If I order a product online and it never arrives, I can email the company and try to call them. But what if they simply don’t reply?

There’s always some degree of risk.

Buying from Amazon is safe. And buying from the Amazon Marketplace is safer than buying directly from the retailer. Yet I had an unresolved issue with a  marketplace seller.

Buying from eBay is safe – especially when you pay with PayPal. Yet I am right now waiting for eBay’s ruling on whether non-delivery of a service I purchased entitles me to a refund.

Buying from DiscountGoods.com, however, might leave me with no hope of a safety net.

Your website’s primary goal is to engage the visitor; to convince them that you have what they’re looking for.

Your website’s secondary goal is to convince them that buying from you is safe.

Whether you offer a free trial, verifiable testimonials, a money back guarantee, an established history, a credit rating or links to reviews… the more you actively demonstrate that there is no/low risk in buying from you, the greater the chance of the visitor buying.

Bonus tip: the more your visitor needs what you sell, the higher the risk they’re prepared to take.
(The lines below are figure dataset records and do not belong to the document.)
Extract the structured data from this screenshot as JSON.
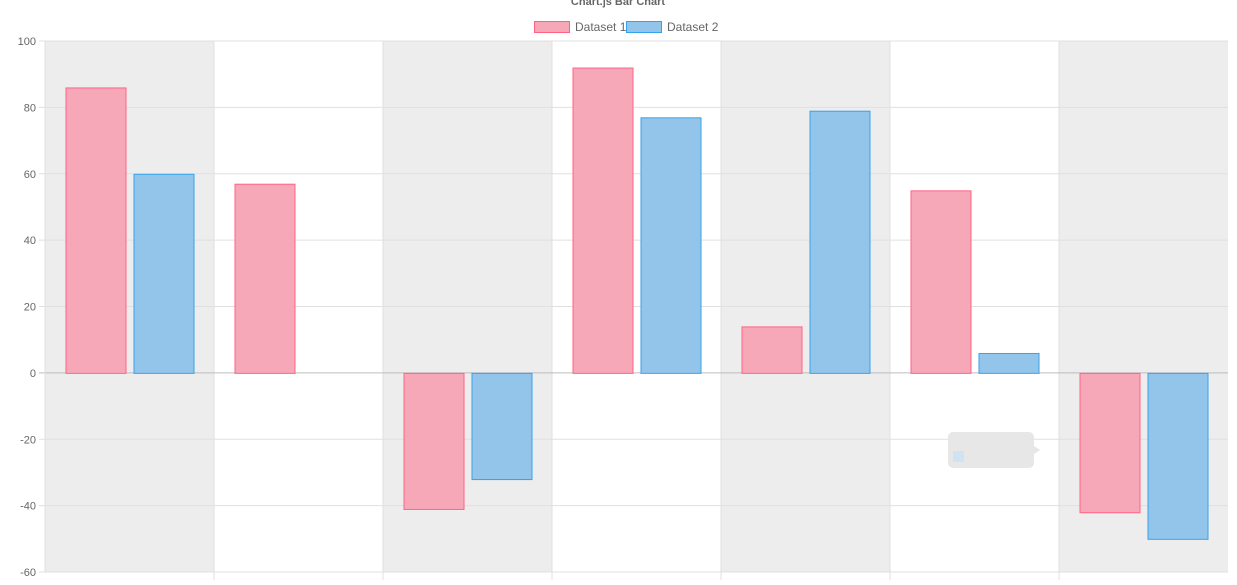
{
  "chart_data": {
    "type": "bar",
    "title": "Chart.js Bar Chart",
    "legend": {
      "position": "top"
    },
    "series": [
      {
        "name": "Dataset 1",
        "values": [
          86,
          57,
          -41,
          92,
          14,
          55,
          -42
        ],
        "fill": "#f7a8b8",
        "stroke": "#ff6384"
      },
      {
        "name": "Dataset 2",
        "values": [
          60,
          null,
          -32,
          77,
          79,
          6,
          -50
        ],
        "fill": "#93c5ea",
        "stroke": "#36a2eb"
      }
    ],
    "categories_count": 7,
    "yticks": [
      "100",
      "80",
      "60",
      "40",
      "20",
      "0",
      "-20",
      "-40",
      "-60"
    ],
    "ylim": [
      -60,
      100
    ],
    "grid": true,
    "colors": {
      "band": "#ededed",
      "grid": "#e0e0e0",
      "axis": "#999999"
    }
  }
}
If your product has the potential to cure their insomnia, the risk barrier will be less of an issue.

If your product merely helps them to enjoy better better dreams, the risk barrier may be higher.

Extra bonus tip: what if you can convince your visitors that the benefits of using your product are greater than they anticipated?

That your product can help them enjoy better dreams, leading to deeper sleep and more energy throughout the day? In that situation, the risk barrier would be less significant.

The greater the reward of purchasing, the greater the acceptable risk.